The U.S. Air Force cyber community is failing for a single fundamental reason: the community does not exist. In 2010, the communications community began to be identified as the cyber community. An operational cyberspace badge was created, and those who previously had been communications professionals now were seen as cyberwarriors. This change did not effectively take into account that cyber and communications are two distinct fields and should be entirely separate communities.
When attempting to identify cyber operators, it is impossible to look at the cyber Air Force specialty codes (AFSCs) as an indicator. In the officer ranks, only a small fraction ever takes part in on-keyboard or operational missions where the effects of cyber are leveraged for exploitation, attack or defense. Yet, all of the personnel wear the badge and identify themselves, some cynically so, as part of the cybercommunity.
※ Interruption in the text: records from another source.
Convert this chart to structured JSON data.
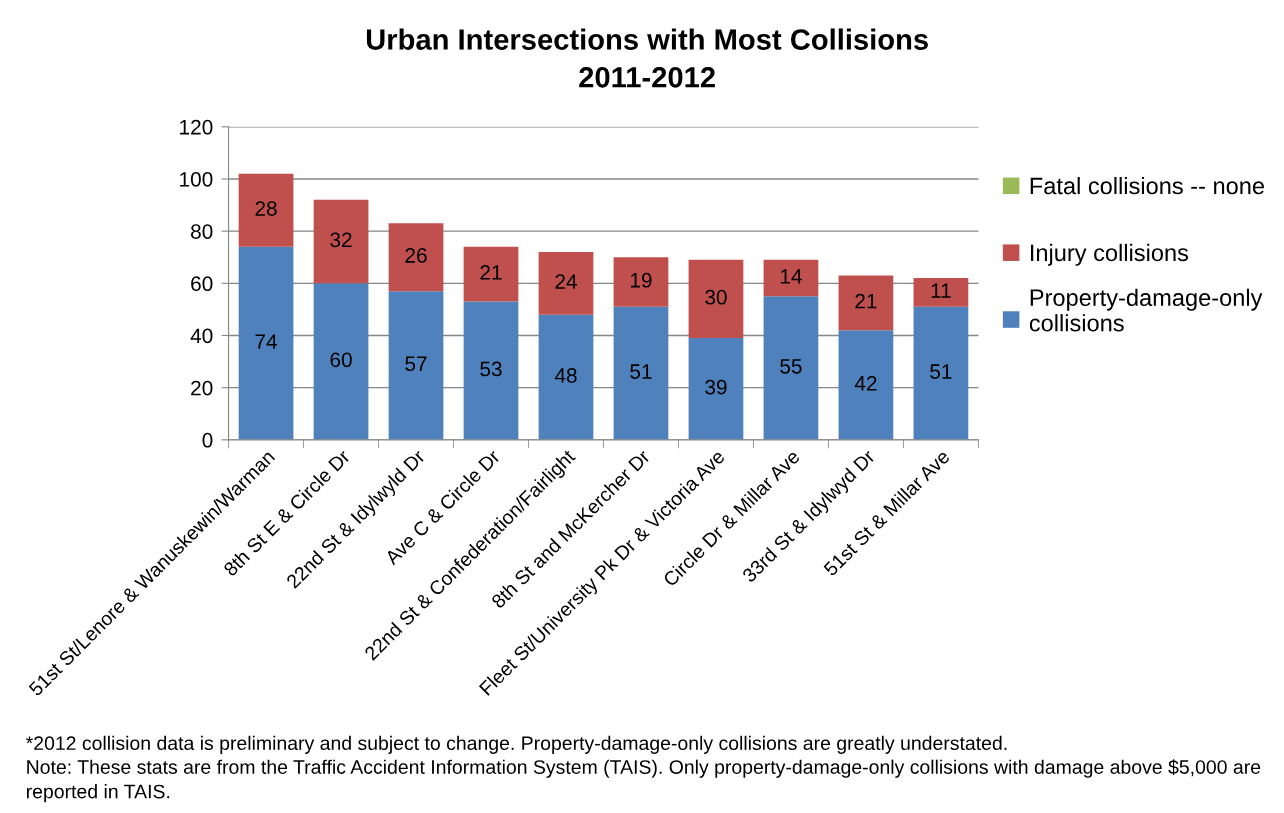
{
  "chart_data": {
    "type": "bar",
    "title": "Urban Intersections with Most Collisions\n2011-2012",
    "categories": [
      "51st St/Lenore & Wanuskewin/Warman",
      "8th St E & Circle Dr",
      "22nd St & Idylwyld Dr",
      "Ave C & Circle Dr",
      "22nd St & Confederation/Fairlight",
      "8th St and McKercher Dr",
      "Fleet St/University Pk Dr & Victoria Ave",
      "Circle Dr & Millar Ave",
      "33rd St & Idylwyd Dr",
      "51st St & Millar Ave"
    ],
    "stacked": true,
    "ylim": [
      0,
      120
    ],
    "yticks": [
      0,
      20,
      40,
      60,
      80,
      100,
      120
    ],
    "grid": "y",
    "legend": "right",
    "series": [
      {
        "name": "Property-damage-only collisions",
        "color": "#4f81bd",
        "values": [
          74,
          60,
          57,
          53,
          48,
          51,
          39,
          55,
          42,
          51
        ],
        "value_labels": [
          "74",
          "60",
          "57",
          "53",
          "48",
          "51",
          "39",
          "55",
          "42",
          "51"
        ]
      },
      {
        "name": "Injury collisions",
        "color": "#c0504d",
        "values": [
          28,
          32,
          26,
          21,
          24,
          19,
          30,
          14,
          21,
          11
        ],
        "value_labels": [
          "28",
          "32",
          "26",
          "21",
          "24",
          "19",
          "30",
          "14",
          "21",
          "11"
        ]
      },
      {
        "name": "Fatal collisions -- none",
        "color": "#9bbb59",
        "values": [
          0,
          0,
          0,
          0,
          0,
          0,
          0,
          0,
          0,
          0
        ]
      }
    ],
    "annotations": [
      "*2012 collision data is preliminary and subject to change. Property-damage-only collisions are greatly understated.",
      "Note: These stats are from the Traffic Accident Information System (TAIS). Only property-damage-only collisions with damage above $5,000 are reported in TAIS."
    ]
  }
}
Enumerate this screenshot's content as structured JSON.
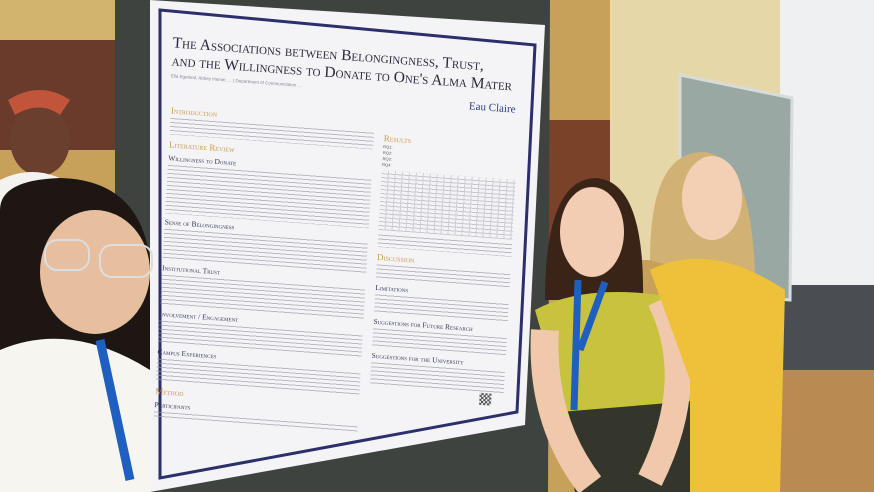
{
  "poster": {
    "title_line1": "The Associations between Belongingness, Trust,",
    "title_line2": "and the Willingness to Donate to One's Alma Mater",
    "authors": "Ella Egeland, Abbey Hamer, ... | Department of Communication ...",
    "logo_text": "Eau Claire",
    "left_column": [
      {
        "heading": "Introduction",
        "level": 1
      },
      {
        "heading": "Literature Review",
        "level": 1
      },
      {
        "heading": "Willingness to Donate",
        "level": 2
      },
      {
        "heading": "Sense of Belongingness",
        "level": 2
      },
      {
        "heading": "Institutional Trust",
        "level": 2
      },
      {
        "heading": "Involvement / Engagement",
        "level": 2
      },
      {
        "heading": "Campus Experiences",
        "level": 2
      },
      {
        "heading": "Method",
        "level": 1
      },
      {
        "heading": "Participants",
        "level": 2
      }
    ],
    "right_column": [
      {
        "heading": "Results",
        "level": 1
      },
      {
        "heading": "Discussion",
        "level": 1
      },
      {
        "heading": "Limitations",
        "level": 2
      },
      {
        "heading": "Suggestions for Future Research",
        "level": 2
      },
      {
        "heading": "Suggestions for the University",
        "level": 2
      }
    ],
    "research_questions": [
      "RQ1:",
      "RQ2:",
      "RQ3:",
      "RQ4:"
    ]
  },
  "colors": {
    "wall": "#c9a35a",
    "poster_border": "#2b2f6a",
    "heading_gold": "#c99a4a",
    "lanyard": "#1f5fbf"
  }
}
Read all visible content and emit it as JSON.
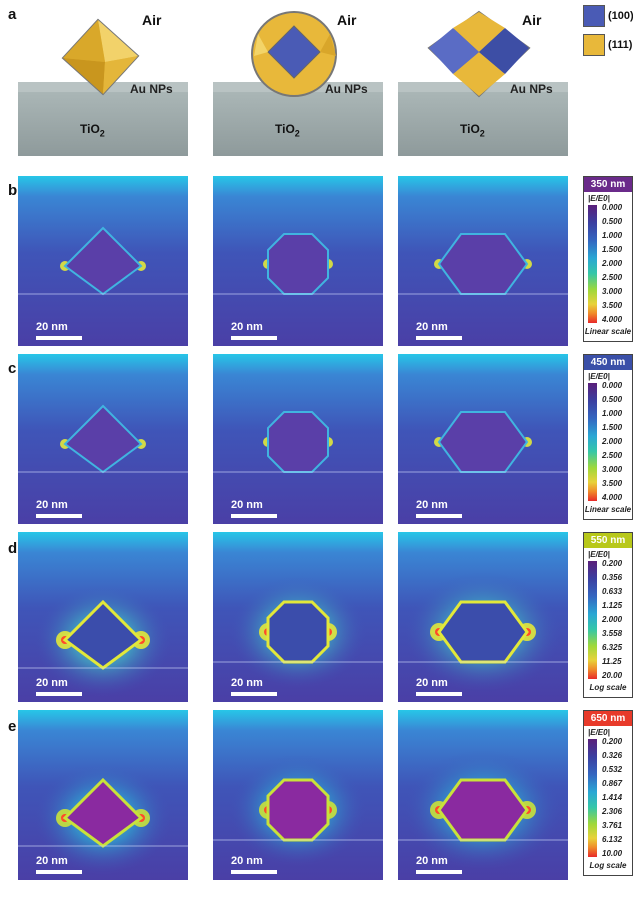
{
  "panel_labels": [
    "a",
    "b",
    "c",
    "d",
    "e"
  ],
  "scene": {
    "air_label": "Air",
    "np_label": "Au NPs",
    "substrate_label": "TiO",
    "substrate_sub": "2"
  },
  "legend": [
    {
      "label": "(100)",
      "color": "#4a5bb5"
    },
    {
      "label": "(111)",
      "color": "#e8b83a"
    }
  ],
  "scale_bar_text": "20 nm",
  "colorbars": [
    {
      "wavelength": "350 nm",
      "header_color": "#6a2a8a",
      "unit": "|E/E0|",
      "ticks": [
        "0.000",
        "0.500",
        "1.000",
        "1.500",
        "2.000",
        "2.500",
        "3.000",
        "3.500",
        "4.000"
      ],
      "scale": "Linear scale"
    },
    {
      "wavelength": "450 nm",
      "header_color": "#3a4fa8",
      "unit": "|E/E0|",
      "ticks": [
        "0.000",
        "0.500",
        "1.000",
        "1.500",
        "2.000",
        "2.500",
        "3.000",
        "3.500",
        "4.000"
      ],
      "scale": "Linear scale"
    },
    {
      "wavelength": "550 nm",
      "header_color": "#b8c81a",
      "unit": "|E/E0|",
      "ticks": [
        "0.200",
        "0.356",
        "0.633",
        "1.125",
        "2.000",
        "3.558",
        "6.325",
        "11.25",
        "20.00"
      ],
      "scale": "Log scale"
    },
    {
      "wavelength": "650 nm",
      "header_color": "#e83a2a",
      "unit": "|E/E0|",
      "ticks": [
        "0.200",
        "0.326",
        "0.532",
        "0.867",
        "1.414",
        "2.306",
        "3.761",
        "6.132",
        "10.00"
      ],
      "scale": "Log scale"
    }
  ]
}
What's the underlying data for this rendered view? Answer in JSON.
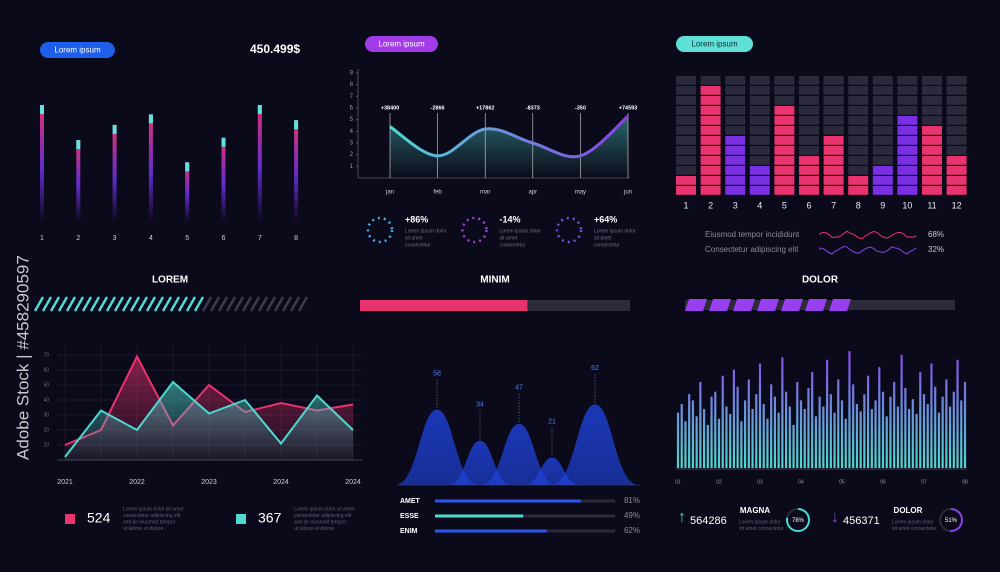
{
  "watermark": "Adobe Stock | #458290597",
  "chart_data": [
    {
      "type": "bar",
      "pill": "Lorem ipsum",
      "pill_color": "#1f5ee8",
      "headline": "450.499$",
      "title": "LOREM",
      "categories": [
        "1",
        "2",
        "3",
        "4",
        "5",
        "6",
        "7",
        "8"
      ],
      "values": [
        100,
        70,
        83,
        92,
        51,
        72,
        100,
        87
      ],
      "ylim": [
        0,
        100
      ],
      "color": "#e8336f",
      "color2": "#6a2fe0",
      "cap_color": "#5fe3dc",
      "progress": 60,
      "progress_color": "#4fd8d0"
    },
    {
      "type": "line",
      "pill": "Lorem ipsum",
      "pill_color": "#a23be8",
      "categories": [
        "jan",
        "feb",
        "mar",
        "apr",
        "may",
        "jun"
      ],
      "values": [
        4.4,
        1.9,
        4.2,
        3.0,
        1.9,
        5.3
      ],
      "ylim": [
        0,
        9
      ],
      "yticks": [
        1,
        2,
        3,
        4,
        5,
        6,
        7,
        8,
        9
      ],
      "annotations": [
        "+38400",
        "-2866",
        "+17862",
        "-8373",
        "-350",
        "+74593"
      ],
      "color": "#4fd8d0",
      "color2": "#8a3fe8",
      "stats": [
        {
          "value": 86,
          "value_label": "+86%",
          "color": "#4fa8e0",
          "text": [
            "Lorem ipsum dolor",
            "sit amet",
            "consectetur"
          ]
        },
        {
          "value": -14,
          "value_label": "-14%",
          "color": "#a040e0",
          "text": [
            "Lorem ipsum dolor",
            "sit amet",
            "consectetur"
          ]
        },
        {
          "value": 64,
          "value_label": "+64%",
          "color": "#7a4fe0",
          "text": [
            "Lorem ipsum dolor",
            "sit amet",
            "consectetur"
          ]
        }
      ],
      "title": "MINIM",
      "progress": 62,
      "progress_color": "#e8336f"
    },
    {
      "type": "segmented_bar",
      "pill": "Lorem ipsum",
      "pill_color": "#5ee0d6",
      "categories": [
        "1",
        "2",
        "3",
        "4",
        "5",
        "6",
        "7",
        "8",
        "9",
        "10",
        "11",
        "12"
      ],
      "values": [
        2,
        11,
        6,
        3,
        9,
        4,
        6,
        2,
        3,
        8,
        7,
        4
      ],
      "ylim": [
        0,
        12
      ],
      "colors": [
        "#e8336f",
        "#e8336f",
        "#7a2fe3",
        "#7a2fe3",
        "#e8336f",
        "#e8336f",
        "#e8336f",
        "#e8336f",
        "#7a2fe3",
        "#7a2fe3",
        "#e8336f",
        "#e8336f"
      ],
      "rows": {
        "names": [
          "Eiusmod tempor incididunt",
          "Consectetur adipiscing elit"
        ],
        "values": [
          68,
          32
        ],
        "value_labels": [
          "68%",
          "32%"
        ],
        "colors": [
          "#e8336f",
          "#8a3fe8"
        ]
      },
      "title": "DOLOR",
      "progress": 63,
      "progress_color": "#9a3ff0"
    },
    {
      "type": "area",
      "categories": [
        "2021",
        null,
        "2022",
        null,
        "2023",
        null,
        "2024",
        null,
        "2024"
      ],
      "ylim": [
        0,
        70
      ],
      "yticks": [
        10,
        20,
        30,
        40,
        50,
        60,
        70
      ],
      "grid": true,
      "series": [
        {
          "color": "#e8336f",
          "values": [
            10,
            20,
            69,
            23,
            50,
            32,
            38,
            33,
            37
          ]
        },
        {
          "color": "#4fd8d0",
          "values": [
            2,
            33,
            20,
            52,
            31,
            40,
            11,
            43,
            20
          ]
        }
      ],
      "stats": [
        {
          "value": 524,
          "color": "#e8336f",
          "text": [
            "Lorem ipsum dolor sit amet",
            "consectetur adipiscing elit",
            "sed do eiusmod tempor",
            "ut labore et dolore"
          ]
        },
        {
          "value": 367,
          "color": "#4fd8d0",
          "text": [
            "Lorem ipsum dolor sit amet",
            "consectetur adipiscing elit",
            "sed do eiusmod tempor",
            "ut labore et dolore"
          ]
        }
      ]
    },
    {
      "type": "mountain",
      "values": [
        58,
        34,
        47,
        21,
        62
      ],
      "ylim": [
        0,
        80
      ],
      "color": "#2046e8",
      "label_color": "#4a7dff",
      "bars": {
        "categories": [
          "AMET",
          "ESSE",
          "ENIM"
        ],
        "values": [
          81,
          49,
          62
        ],
        "value_labels": [
          "81%",
          "49%",
          "62%"
        ],
        "xlim": [
          0,
          100
        ],
        "colors": [
          "#2a56f0",
          "#4fd8d0",
          "#2a56f0"
        ]
      }
    },
    {
      "type": "dense_bar",
      "categories": [
        "01",
        null,
        null,
        null,
        null,
        null,
        null,
        null,
        null,
        null,
        null,
        "02",
        null,
        null,
        null,
        null,
        null,
        null,
        null,
        null,
        null,
        null,
        "03",
        null,
        null,
        null,
        null,
        null,
        null,
        null,
        null,
        null,
        null,
        "04",
        null,
        null,
        null,
        null,
        null,
        null,
        null,
        null,
        null,
        null,
        "05",
        null,
        null,
        null,
        null,
        null,
        null,
        null,
        null,
        null,
        null,
        "06",
        null,
        null,
        null,
        null,
        null,
        null,
        null,
        null,
        null,
        null,
        "07",
        null,
        null,
        null,
        null,
        null,
        null,
        null,
        null,
        null,
        null,
        "08"
      ],
      "values": [
        45,
        52,
        38,
        60,
        55,
        42,
        70,
        48,
        35,
        58,
        62,
        40,
        75,
        50,
        44,
        80,
        66,
        38,
        55,
        72,
        48,
        60,
        85,
        52,
        40,
        68,
        58,
        45,
        90,
        62,
        50,
        35,
        70,
        55,
        48,
        65,
        78,
        42,
        58,
        50,
        88,
        60,
        45,
        72,
        55,
        40,
        95,
        68,
        52,
        46,
        60,
        75,
        48,
        55,
        82,
        62,
        42,
        58,
        70,
        50,
        92,
        65,
        48,
        56,
        44,
        78,
        60,
        52,
        85,
        66,
        45,
        58,
        72,
        50,
        62,
        88,
        55,
        70
      ],
      "ylim": [
        0,
        100
      ],
      "color": "#4fd8d0",
      "color2": "#8a3fe8",
      "stats": [
        {
          "arrow": "↑",
          "value": 564286,
          "label": "MAGNA",
          "percent": 78,
          "percent_label": "78%",
          "color": "#4fd8d0",
          "text": [
            "Lorem ipsum dolor",
            "sit amet consectetur"
          ]
        },
        {
          "arrow": "↓",
          "value": 456371,
          "label": "DOLOR",
          "percent": 51,
          "percent_label": "51%",
          "color": "#8a3fe8",
          "text": [
            "Lorem ipsum dolor",
            "sit amet consectetur"
          ]
        }
      ]
    }
  ]
}
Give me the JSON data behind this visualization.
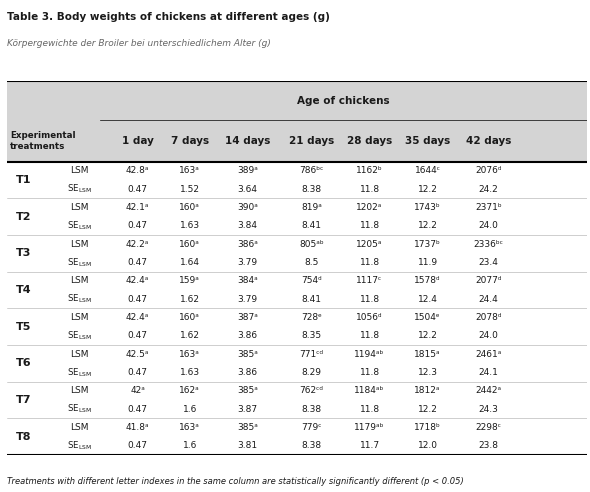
{
  "title": "Table 3. Body weights of chickens at different ages (g)",
  "subtitle": "Körpergewichte der Broiler bei unterschiedlichem Alter (g)",
  "header_group": "Age of chickens",
  "footnote": "Treatments with different letter indexes in the same column are statistically significantly different (p < 0.05)",
  "rows": [
    {
      "treat": "T1",
      "lsm": [
        "42.8ᵃ",
        "163ᵃ",
        "389ᵃ",
        "786ᵇᶜ",
        "1162ᵇ",
        "1644ᶜ",
        "2076ᵈ"
      ],
      "se": [
        "0.47",
        "1.52",
        "3.64",
        "8.38",
        "11.8",
        "12.2",
        "24.2"
      ]
    },
    {
      "treat": "T2",
      "lsm": [
        "42.1ᵃ",
        "160ᵃ",
        "390ᵃ",
        "819ᵃ",
        "1202ᵃ",
        "1743ᵇ",
        "2371ᵇ"
      ],
      "se": [
        "0.47",
        "1.63",
        "3.84",
        "8.41",
        "11.8",
        "12.2",
        "24.0"
      ]
    },
    {
      "treat": "T3",
      "lsm": [
        "42.2ᵃ",
        "160ᵃ",
        "386ᵃ",
        "805ᵃᵇ",
        "1205ᵃ",
        "1737ᵇ",
        "2336ᵇᶜ"
      ],
      "se": [
        "0.47",
        "1.64",
        "3.79",
        "8.5",
        "11.8",
        "11.9",
        "23.4"
      ]
    },
    {
      "treat": "T4",
      "lsm": [
        "42.4ᵃ",
        "159ᵃ",
        "384ᵃ",
        "754ᵈ",
        "1117ᶜ",
        "1578ᵈ",
        "2077ᵈ"
      ],
      "se": [
        "0.47",
        "1.62",
        "3.79",
        "8.41",
        "11.8",
        "12.4",
        "24.4"
      ]
    },
    {
      "treat": "T5",
      "lsm": [
        "42.4ᵃ",
        "160ᵃ",
        "387ᵃ",
        "728ᵉ",
        "1056ᵈ",
        "1504ᵉ",
        "2078ᵈ"
      ],
      "se": [
        "0.47",
        "1.62",
        "3.86",
        "8.35",
        "11.8",
        "12.2",
        "24.0"
      ]
    },
    {
      "treat": "T6",
      "lsm": [
        "42.5ᵃ",
        "163ᵃ",
        "385ᵃ",
        "771ᶜᵈ",
        "1194ᵃᵇ",
        "1815ᵃ",
        "2461ᵃ"
      ],
      "se": [
        "0.47",
        "1.63",
        "3.86",
        "8.29",
        "11.8",
        "12.3",
        "24.1"
      ]
    },
    {
      "treat": "T7",
      "lsm": [
        "42ᵃ",
        "162ᵃ",
        "385ᵃ",
        "762ᶜᵈ",
        "1184ᵃᵇ",
        "1812ᵃ",
        "2442ᵃ"
      ],
      "se": [
        "0.47",
        "1.6",
        "3.87",
        "8.38",
        "11.8",
        "12.2",
        "24.3"
      ]
    },
    {
      "treat": "T8",
      "lsm": [
        "41.8ᵃ",
        "163ᵃ",
        "385ᵃ",
        "779ᶜ",
        "1179ᵃᵇ",
        "1718ᵇ",
        "2298ᶜ"
      ],
      "se": [
        "0.47",
        "1.6",
        "3.81",
        "8.38",
        "11.7",
        "12.0",
        "23.8"
      ]
    }
  ],
  "bg_header": "#d4d4d4",
  "bg_white": "#ffffff",
  "text_dark": "#1a1a1a",
  "text_subtitle": "#666666",
  "line_color_thick": "#000000",
  "line_color_thin": "#aaaaaa",
  "title_fontsize": 7.5,
  "subtitle_fontsize": 6.5,
  "header_fontsize": 7.5,
  "data_fontsize": 6.5,
  "footnote_fontsize": 6.0,
  "col_names": [
    "1 day",
    "7 days",
    "14 days",
    "21 days",
    "28 days",
    "35 days",
    "42 days"
  ]
}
This faux community creates problems when trying to identify the personnel needed for a mission. It is a distinct way of thinking and set of skills that enables an operator to target adversary networks or take an active role in defense. As an example, many people consider themselves computer network defense operators and are consulted as such. Yet, often they participate in more of a communications or maintenance role. They establish, maintain and oversee networks. This is a very important role—maybe even more important than a defense operator’s role when done correctly—but it is different. Applying vendor-issued software patches is not defense; it is maintenance.